Antone objected to the Debtors’ notice of assumption, assignment and cure amounts filed as part of the bid procedures motion as well as the notice of sale. Antone argued its commercial lease could not be assumed and assigned unless the Debtor provided for payment to Antone of one-half of the net profit realized by the Debtor upon transfer and assignment of the Lease to a third party. During the hearing on the Debtors' sale to the successful bidder for the store subject to the Lease, the Bankruptcy Court overruled Antone’s objection, authorized the assumption and assignment of the Lease, and prohibited enforcement of the profit sharing plan clause. On appeal, the District Court affirmed the Bankruptcy Court’s Sale Order.

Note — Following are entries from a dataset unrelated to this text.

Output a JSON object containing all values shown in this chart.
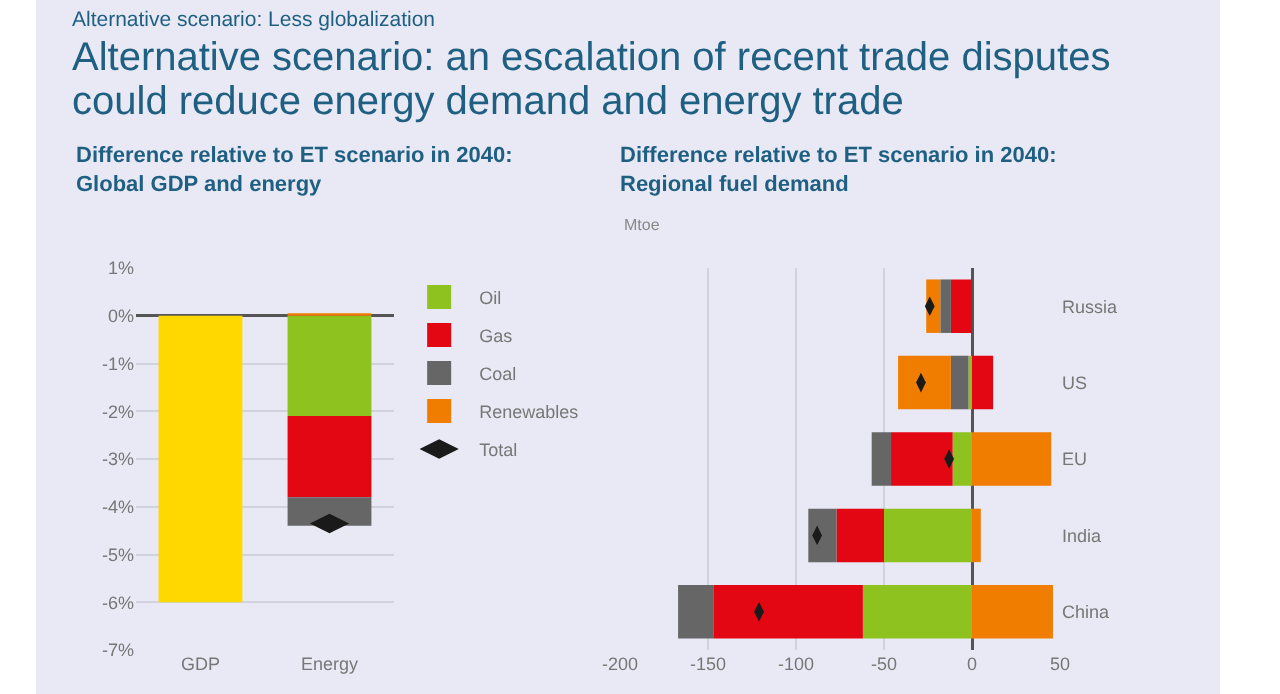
{
  "chart_data": [
    {
      "type": "other",
      "subtitle": "Alternative scenario: Less globalization",
      "title": "Alternative scenario: an escalation of recent trade disputes could reduce energy demand and energy trade"
    },
    {
      "type": "bar",
      "title": "Difference relative to ET scenario in 2040:\nGlobal GDP and energy",
      "categories": [
        "GDP",
        "Energy"
      ],
      "stacked": true,
      "series": [
        {
          "color": "#ffd800",
          "values": [
            -6.0,
            null
          ]
        },
        {
          "name": "Oil",
          "color": "#8dc21f",
          "values": [
            null,
            -2.1
          ]
        },
        {
          "name": "Gas",
          "color": "#e30613",
          "values": [
            null,
            -1.7
          ]
        },
        {
          "name": "Coal",
          "color": "#666666",
          "values": [
            null,
            -0.6
          ]
        },
        {
          "name": "Renewables",
          "color": "#f07d00",
          "values": [
            null,
            0.05
          ]
        },
        {
          "name": "Total",
          "type": "scatter",
          "color": "#1a1a1a",
          "x": [
            "GDP",
            "Energy"
          ],
          "values": [
            null,
            -4.35
          ]
        }
      ],
      "ylim": [
        -7,
        1
      ],
      "yticks": [
        {
          "value": 1,
          "label": "1%"
        },
        {
          "value": 0,
          "label": "0%"
        },
        {
          "value": -1,
          "label": "-1%"
        },
        {
          "value": -2,
          "label": "-2%"
        },
        {
          "value": -3,
          "label": "-3%"
        },
        {
          "value": -4,
          "label": "-4%"
        },
        {
          "value": -5,
          "label": "-5%"
        },
        {
          "value": -6,
          "label": "-6%"
        },
        {
          "value": -7,
          "label": "-7%"
        }
      ],
      "grid": "y",
      "legend": "right"
    },
    {
      "type": "bar",
      "orientation": "horizontal",
      "stacked": true,
      "title": "Difference relative to ET scenario in 2040:\nRegional fuel demand",
      "annotations": [
        "Mtoe"
      ],
      "categories": [
        "Russia",
        "US",
        "EU",
        "India",
        "China"
      ],
      "series": [
        {
          "color": "#8dc21f",
          "values": [
            0,
            -2,
            -11,
            -50,
            -62
          ]
        },
        {
          "color": "#e30613",
          "values": [
            -12,
            12,
            -35,
            -27,
            -85
          ]
        },
        {
          "color": "#666666",
          "values": [
            -6,
            -10,
            -11,
            -16,
            -20
          ]
        },
        {
          "color": "#f07d00",
          "values": [
            -8,
            -30,
            45,
            5,
            46
          ]
        },
        {
          "type": "scatter",
          "color": "#1a1a1a",
          "x": [
            "Russia",
            "US",
            "EU",
            "India",
            "China"
          ],
          "values": [
            -24,
            -29,
            -13,
            -88,
            -121
          ]
        }
      ],
      "xlim": [
        -200,
        50
      ],
      "xticks": [
        -200,
        -150,
        -100,
        -50,
        0,
        50
      ],
      "grid": "x"
    }
  ]
}
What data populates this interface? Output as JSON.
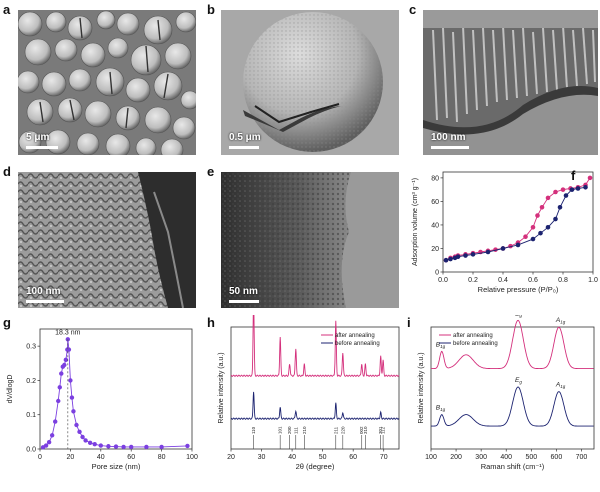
{
  "panels": {
    "a": {
      "label": "a",
      "scale": "5 μm"
    },
    "b": {
      "label": "b",
      "scale": "0.5 μm"
    },
    "c": {
      "label": "c",
      "scale": "100 nm"
    },
    "d": {
      "label": "d",
      "scale": "100 nm"
    },
    "e": {
      "label": "e",
      "scale": "50 nm"
    },
    "f": {
      "label": "f"
    },
    "g": {
      "label": "g"
    },
    "h": {
      "label": "h"
    },
    "i": {
      "label": "i"
    }
  },
  "colors": {
    "magenta": "#d4307c",
    "navy": "#1c2370",
    "purple": "#7b3fe0"
  },
  "chart_data": [
    {
      "id": "f",
      "type": "scatter",
      "title": "",
      "xlabel": "Relative pressure (P/P₀)",
      "ylabel": "Adsorption volume (cm³ g⁻¹)",
      "xlim": [
        0,
        1.0
      ],
      "ylim": [
        0,
        85
      ],
      "xticks": [
        "0.0",
        "0.2",
        "0.4",
        "0.6",
        "0.8",
        "1.0"
      ],
      "yticks": [
        "0",
        "20",
        "40",
        "60",
        "80"
      ],
      "series": [
        {
          "color": "#d4307c",
          "x": [
            0.02,
            0.05,
            0.08,
            0.1,
            0.15,
            0.2,
            0.25,
            0.3,
            0.35,
            0.4,
            0.45,
            0.5,
            0.55,
            0.6,
            0.63,
            0.66,
            0.7,
            0.75,
            0.8,
            0.85,
            0.9,
            0.95,
            0.98
          ],
          "y": [
            10,
            12,
            13,
            14,
            15,
            16,
            17,
            18,
            19,
            20,
            22,
            25,
            30,
            38,
            48,
            55,
            63,
            68,
            70,
            71,
            72,
            74,
            80
          ]
        },
        {
          "color": "#1c2370",
          "x": [
            0.02,
            0.05,
            0.08,
            0.1,
            0.15,
            0.2,
            0.3,
            0.4,
            0.5,
            0.6,
            0.65,
            0.7,
            0.75,
            0.78,
            0.82,
            0.86,
            0.9,
            0.95
          ],
          "y": [
            10,
            11,
            12,
            13,
            14,
            15,
            17,
            20,
            23,
            28,
            33,
            38,
            45,
            55,
            65,
            70,
            71,
            72
          ]
        }
      ]
    },
    {
      "id": "g",
      "type": "line",
      "xlabel": "Pore size (nm)",
      "ylabel": "dV/dlogD",
      "annotation": "18.3 nm",
      "xlim": [
        0,
        100
      ],
      "ylim": [
        0,
        0.35
      ],
      "xticks": [
        "0",
        "20",
        "40",
        "60",
        "80",
        "100"
      ],
      "yticks": [
        "0.0",
        "0.1",
        "0.2",
        "0.3"
      ],
      "series": [
        {
          "color": "#7b3fe0",
          "x": [
            2,
            4,
            6,
            8,
            10,
            12,
            13,
            14,
            15,
            16,
            17,
            18,
            18.3,
            19,
            20,
            21,
            22,
            24,
            26,
            28,
            30,
            33,
            36,
            40,
            45,
            50,
            55,
            60,
            70,
            80,
            97
          ],
          "y": [
            0.005,
            0.01,
            0.02,
            0.04,
            0.08,
            0.14,
            0.18,
            0.22,
            0.24,
            0.245,
            0.26,
            0.29,
            0.32,
            0.29,
            0.2,
            0.15,
            0.11,
            0.07,
            0.05,
            0.035,
            0.025,
            0.018,
            0.014,
            0.01,
            0.008,
            0.007,
            0.006,
            0.006,
            0.006,
            0.006,
            0.009
          ]
        }
      ]
    },
    {
      "id": "h",
      "type": "line",
      "xlabel": "2θ (degree)",
      "ylabel": "Relative intensity (a.u.)",
      "xlim": [
        20,
        75
      ],
      "xticks": [
        "20",
        "30",
        "40",
        "50",
        "60",
        "70"
      ],
      "legend": [
        "after annealing",
        "before annealing"
      ],
      "series": [
        {
          "name": "after annealing",
          "color": "#d4307c",
          "offset": 0.55,
          "peaks": [
            [
              27.4,
              1.0
            ],
            [
              36.1,
              0.5
            ],
            [
              39.2,
              0.15
            ],
            [
              41.2,
              0.35
            ],
            [
              44.0,
              0.15
            ],
            [
              54.3,
              0.7
            ],
            [
              56.6,
              0.3
            ],
            [
              62.8,
              0.15
            ],
            [
              64.0,
              0.15
            ],
            [
              69.0,
              0.25
            ],
            [
              69.8,
              0.2
            ]
          ]
        },
        {
          "name": "before annealing",
          "color": "#1c2370",
          "offset": 0.0,
          "peaks": [
            [
              27.4,
              0.35
            ],
            [
              36.1,
              0.15
            ],
            [
              41.2,
              0.1
            ],
            [
              54.3,
              0.2
            ],
            [
              56.6,
              0.08
            ],
            [
              69.0,
              0.08
            ]
          ]
        }
      ],
      "ref_lines": [
        {
          "x": 27.4,
          "label": "110"
        },
        {
          "x": 36.1,
          "label": "101"
        },
        {
          "x": 39.2,
          "label": "200"
        },
        {
          "x": 41.2,
          "label": "111"
        },
        {
          "x": 44.0,
          "label": "210"
        },
        {
          "x": 54.3,
          "label": "211"
        },
        {
          "x": 56.6,
          "label": "220"
        },
        {
          "x": 62.8,
          "label": "002"
        },
        {
          "x": 64.0,
          "label": "310"
        },
        {
          "x": 69.0,
          "label": "301"
        },
        {
          "x": 69.8,
          "label": "112"
        }
      ]
    },
    {
      "id": "i",
      "type": "line",
      "xlabel": "Raman shift (cm⁻¹)",
      "ylabel": "Relative intensity (a.u.)",
      "xlim": [
        100,
        750
      ],
      "xticks": [
        "100",
        "200",
        "300",
        "400",
        "500",
        "600",
        "700"
      ],
      "legend": [
        "after annealing",
        "before annealing"
      ],
      "series": [
        {
          "name": "after annealing",
          "color": "#d4307c",
          "offset": 0.5,
          "peaks": [
            [
              143,
              0.15,
              12
            ],
            [
              240,
              0.12,
              40
            ],
            [
              447,
              0.42,
              30
            ],
            [
              610,
              0.36,
              28
            ]
          ]
        },
        {
          "name": "before annealing",
          "color": "#1c2370",
          "offset": 0.0,
          "peaks": [
            [
              143,
              0.1,
              12
            ],
            [
              240,
              0.1,
              40
            ],
            [
              447,
              0.34,
              30
            ],
            [
              610,
              0.3,
              28
            ]
          ]
        }
      ],
      "peak_labels": {
        "after": [
          {
            "x": 143,
            "text": "B",
            "sub": "1g"
          },
          {
            "x": 447,
            "text": "E",
            "sub": "g"
          },
          {
            "x": 610,
            "text": "A",
            "sub": "1g"
          }
        ],
        "before": [
          {
            "x": 143,
            "text": "B",
            "sub": "1g"
          },
          {
            "x": 447,
            "text": "E",
            "sub": "g"
          },
          {
            "x": 610,
            "text": "A",
            "sub": "1g"
          }
        ]
      }
    }
  ]
}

Section 365(f)(1) states in relevant part that, “notwithstanding a provision in an executory contract or unexpired lease of the debtor, or in applicable law, that prohibits, restricts, or conditions the assignment of such contract or lease, the trustee may assign such contract or lease under paragraph (2) of this subsection." The Court noted that § 365(f)(1), on its face, covers more ground than mere anti-assignment clauses and extends to any clause that restricts or conditions an assignment of a lease or executory contract. "Section 365(f)(1) was designed to prevent anti-alienation or other clauses in leases and executory contracts assumed by the Trustee from defeating [the Trustee’s] ability to realize the full value of the debtor’s assets in a bankruptcy case.” Op. at 5, quoting In re Headquarters Dodge, Inc., 13 F.3d 674, 682 (3d Cir. 1993).
The profit sharing plan clause here functioned only to extract value that would have accrued to the estate for the sole benefit of one landlord. Although the provision may have been part of a carefully negotiated bargain, the public policy that anti-alienation clauses not defeat the ability of the estate to realize the full value of the estate assets outweighed the interests of Antone in receiving the full benefit of its bargain.